The policy provided an interest for Barclay’s Capital Real Estate as a mezzanine lender because the company took out its own $135 million policy with Commonwealth a year earlier.
By late Aril 2008, however, after three years of expansion work, the project comes to a screeching halt when workers literally hit a 12-inch-wide wall dividing the townhouse and an office building next door. Somehow the surveyors had overlooked the wall, which made the second parcel of land “substantially useless.”
St. Regis’ owner said the oversight put an end to the project and left it $23 million in debt.

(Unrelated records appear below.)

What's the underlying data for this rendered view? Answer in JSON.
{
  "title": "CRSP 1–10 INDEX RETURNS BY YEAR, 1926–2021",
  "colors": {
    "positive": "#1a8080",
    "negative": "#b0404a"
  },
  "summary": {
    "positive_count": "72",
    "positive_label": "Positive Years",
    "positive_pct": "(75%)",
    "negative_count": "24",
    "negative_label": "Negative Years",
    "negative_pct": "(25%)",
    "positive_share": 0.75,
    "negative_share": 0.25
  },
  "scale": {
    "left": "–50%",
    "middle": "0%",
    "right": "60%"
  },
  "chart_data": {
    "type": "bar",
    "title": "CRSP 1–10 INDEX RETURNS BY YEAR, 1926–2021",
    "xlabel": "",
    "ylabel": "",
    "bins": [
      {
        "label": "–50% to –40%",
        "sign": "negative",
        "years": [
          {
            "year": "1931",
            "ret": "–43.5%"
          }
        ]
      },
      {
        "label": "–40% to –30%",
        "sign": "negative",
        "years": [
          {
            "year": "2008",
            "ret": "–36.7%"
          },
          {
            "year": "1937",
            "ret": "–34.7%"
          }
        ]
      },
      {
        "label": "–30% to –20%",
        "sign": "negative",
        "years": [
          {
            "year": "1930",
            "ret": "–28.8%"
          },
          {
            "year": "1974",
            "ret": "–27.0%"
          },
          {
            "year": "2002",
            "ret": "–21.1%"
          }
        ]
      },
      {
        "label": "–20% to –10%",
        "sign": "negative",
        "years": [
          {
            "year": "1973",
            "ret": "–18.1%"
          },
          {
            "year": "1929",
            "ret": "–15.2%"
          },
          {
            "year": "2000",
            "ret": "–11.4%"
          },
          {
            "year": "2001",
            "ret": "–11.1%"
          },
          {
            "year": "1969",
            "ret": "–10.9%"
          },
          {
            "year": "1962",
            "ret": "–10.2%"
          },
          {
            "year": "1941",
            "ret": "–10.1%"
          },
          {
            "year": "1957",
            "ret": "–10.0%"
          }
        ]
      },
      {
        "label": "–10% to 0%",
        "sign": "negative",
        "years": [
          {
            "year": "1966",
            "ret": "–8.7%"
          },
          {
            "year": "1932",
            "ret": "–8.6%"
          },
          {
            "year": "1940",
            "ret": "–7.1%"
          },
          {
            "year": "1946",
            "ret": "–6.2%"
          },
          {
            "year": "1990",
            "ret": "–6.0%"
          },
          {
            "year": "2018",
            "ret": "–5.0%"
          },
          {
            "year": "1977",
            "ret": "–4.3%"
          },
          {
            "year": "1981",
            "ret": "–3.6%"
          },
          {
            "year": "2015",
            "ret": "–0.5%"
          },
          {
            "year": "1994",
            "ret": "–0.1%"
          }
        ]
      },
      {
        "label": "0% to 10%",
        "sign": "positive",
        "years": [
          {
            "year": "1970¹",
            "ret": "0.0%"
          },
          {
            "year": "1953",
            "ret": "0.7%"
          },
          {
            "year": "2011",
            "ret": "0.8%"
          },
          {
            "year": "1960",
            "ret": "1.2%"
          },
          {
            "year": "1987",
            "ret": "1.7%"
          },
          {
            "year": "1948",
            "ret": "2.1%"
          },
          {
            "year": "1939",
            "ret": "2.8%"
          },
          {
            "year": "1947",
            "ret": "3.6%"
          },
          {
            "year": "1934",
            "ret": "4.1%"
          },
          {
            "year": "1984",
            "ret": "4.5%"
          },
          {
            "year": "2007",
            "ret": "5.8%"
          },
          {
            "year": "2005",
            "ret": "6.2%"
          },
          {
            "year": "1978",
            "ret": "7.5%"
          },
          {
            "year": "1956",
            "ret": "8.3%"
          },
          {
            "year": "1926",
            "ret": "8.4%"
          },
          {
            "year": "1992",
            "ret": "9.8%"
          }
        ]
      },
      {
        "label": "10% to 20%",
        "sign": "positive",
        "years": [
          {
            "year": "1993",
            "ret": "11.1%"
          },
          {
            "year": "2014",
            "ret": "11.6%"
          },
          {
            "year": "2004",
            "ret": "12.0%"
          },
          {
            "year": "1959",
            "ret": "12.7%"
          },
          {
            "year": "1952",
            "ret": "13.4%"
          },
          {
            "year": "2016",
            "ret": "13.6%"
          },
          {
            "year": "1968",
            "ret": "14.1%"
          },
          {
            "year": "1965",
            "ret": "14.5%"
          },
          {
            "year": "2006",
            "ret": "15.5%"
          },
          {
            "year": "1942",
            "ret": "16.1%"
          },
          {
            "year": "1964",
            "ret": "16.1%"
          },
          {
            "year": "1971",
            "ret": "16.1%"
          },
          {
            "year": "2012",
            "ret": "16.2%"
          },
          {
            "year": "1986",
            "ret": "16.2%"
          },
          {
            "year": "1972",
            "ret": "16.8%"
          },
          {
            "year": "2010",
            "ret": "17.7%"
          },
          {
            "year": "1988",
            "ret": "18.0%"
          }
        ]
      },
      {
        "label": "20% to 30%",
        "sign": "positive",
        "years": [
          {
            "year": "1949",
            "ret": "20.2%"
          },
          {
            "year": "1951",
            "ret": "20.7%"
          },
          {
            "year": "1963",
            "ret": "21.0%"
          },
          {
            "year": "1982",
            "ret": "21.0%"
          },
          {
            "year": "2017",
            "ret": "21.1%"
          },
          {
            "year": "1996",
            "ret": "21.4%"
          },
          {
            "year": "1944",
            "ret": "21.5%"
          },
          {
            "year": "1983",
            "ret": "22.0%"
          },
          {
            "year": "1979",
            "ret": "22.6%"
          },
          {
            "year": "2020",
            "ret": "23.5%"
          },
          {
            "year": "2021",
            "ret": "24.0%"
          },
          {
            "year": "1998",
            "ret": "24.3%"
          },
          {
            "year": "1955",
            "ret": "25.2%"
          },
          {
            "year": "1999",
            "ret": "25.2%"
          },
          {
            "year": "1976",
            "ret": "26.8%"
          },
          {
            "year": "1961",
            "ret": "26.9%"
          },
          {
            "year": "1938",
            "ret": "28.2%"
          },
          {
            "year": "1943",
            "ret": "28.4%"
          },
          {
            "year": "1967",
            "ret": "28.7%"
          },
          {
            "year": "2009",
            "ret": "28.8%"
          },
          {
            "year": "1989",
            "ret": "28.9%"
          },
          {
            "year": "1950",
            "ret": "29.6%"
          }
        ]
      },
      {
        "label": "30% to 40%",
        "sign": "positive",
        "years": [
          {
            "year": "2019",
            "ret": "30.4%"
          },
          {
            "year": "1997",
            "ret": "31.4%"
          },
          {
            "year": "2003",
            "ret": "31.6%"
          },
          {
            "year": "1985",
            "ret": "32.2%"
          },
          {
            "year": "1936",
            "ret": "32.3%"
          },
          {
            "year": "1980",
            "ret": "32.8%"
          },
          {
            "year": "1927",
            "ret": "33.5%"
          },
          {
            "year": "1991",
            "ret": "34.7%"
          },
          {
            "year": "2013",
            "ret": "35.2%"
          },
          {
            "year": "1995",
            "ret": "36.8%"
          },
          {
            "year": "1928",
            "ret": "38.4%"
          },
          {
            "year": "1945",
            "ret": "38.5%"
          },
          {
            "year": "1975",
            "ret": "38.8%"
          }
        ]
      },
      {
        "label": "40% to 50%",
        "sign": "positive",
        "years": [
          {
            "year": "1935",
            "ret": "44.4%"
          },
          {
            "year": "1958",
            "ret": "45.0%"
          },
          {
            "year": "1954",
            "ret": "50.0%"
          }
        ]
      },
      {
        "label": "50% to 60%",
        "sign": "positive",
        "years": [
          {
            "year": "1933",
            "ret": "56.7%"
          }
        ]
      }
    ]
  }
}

Meanwhile, Barclays had asked Commonwealth to reimburse its losses, foreclosed on the property and sold it at public auction for $25 million in March 2011, according to 16th & K.
The hotel owner filed suit shortly thereafter against Landmark-Fleet Surveyors, surveyor Bruce Landes and Commonwealth Land Title Insurance Company for breach of contract and negligence.
Commonwealth moved to dismiss, arguing that current complaint leaves the door open for more lawsuits because 16th & K failed to name Barclays as a defendant.
Commonwealth said its policy stipulates first payment to the mortgage lenders, making them necessary parties.
U.S. District Beryl Howell disagreed, saying “neither of the plaintiff’s lenders is required for the court to grant complete relief among the parties to this action.”
“The fact that if the plaintiff’s claim against the defendant Commonwealth is successful, the plaintiff’s lenders may be entitled to payment from the proceeds of the owner’s policy, does not mean that relief is incomplete or inadequate among the existing parties,” he added.
By filing suit, 16th and K is actually protecting Barclay’s interests since such interest “is wholly contingent on the success of the plaintiff’s claim,” according to the 15-page decision.
Howell also rejected the claim that leaving Barclay’s out opens Commonwealth to future litigation.
“Commonwealth should have no concern regarding a ‘double’ or ‘multiple’ recovery against it because liability under the owner’s policy is limited to the amount owed to the plaintiff,” he wrote. “In other words, defendant Commonwealth owes no more to the plaintiff’s lenders than is owed to the plaintiff.”